An example is shown below:


Adani Enterprise was trading in a rectangle range for a few days, then gave a breakout, after that reversed to the open price. [2]


How Does a Bull Trap Work?

The Bull Trap is driven by the buy low, sell high concept. A low stock price stimulates investors to buy. The strategy is to entice a large volume of investors to join, thus shifting the price upward.


However, investors who have held the stock for some time take this opportunity to sell on the uptrend—the selling of the stock results in a down-turn in the stock price.


The stock does not return or challenge prior high prices as the buyers anticipated. This leaves those that bought at the lower price with a loss.


As used in news reports and articles, the term “Is it a bull trap or a true recovery?” Meaning is the stock going to continue to rise, or will it resume the downward trajectory.

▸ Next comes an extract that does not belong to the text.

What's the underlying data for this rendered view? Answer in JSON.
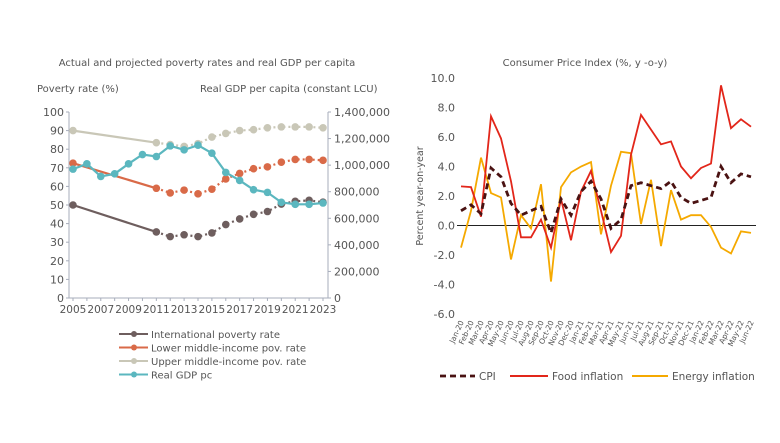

The Difference Between a Bull trap and a Bear trap

The converse of a bull trap is a bear trap. The term bear trap is used to describe temporary downturns in a stock price. Bears sell as the stock price drops, anticipating a continued downward trajectory; however, they lose money when the trend changes direction and moves up.

What does It Mean for Retail Investors?

It is nearly impossible for both a Bull Trap and Bear Trap to know if you are dealing with a trap or a valid upturn or down-turn. Investors must be aware of these false patterns and conduct adequate research before any action. Research must go beyond the technical analysis of price charts, patterns, technical indicators, and market activity.


Conducting adequate due diligence is a way to help prevent an investor from falling into the value trap. One type of analysis that can help them identify external forces is a PESTEL analysis. By analysing the Political, Economic, Social, Technological, Environmental, and Legal macroeconomic parties, an investor can better equip themselves to determine if they are getting a deal on a stock or falling into a value trap.

Article Sources

  1. “Whipsawed.” Merriam-Webster.com Dictionary, Merriam-Webster, https://www.merriam-webster.com/dictionary/whipsawed. Accessed 15 Aug. 2021.

  2. Labya Singh. Director at RB India Services Private Limited.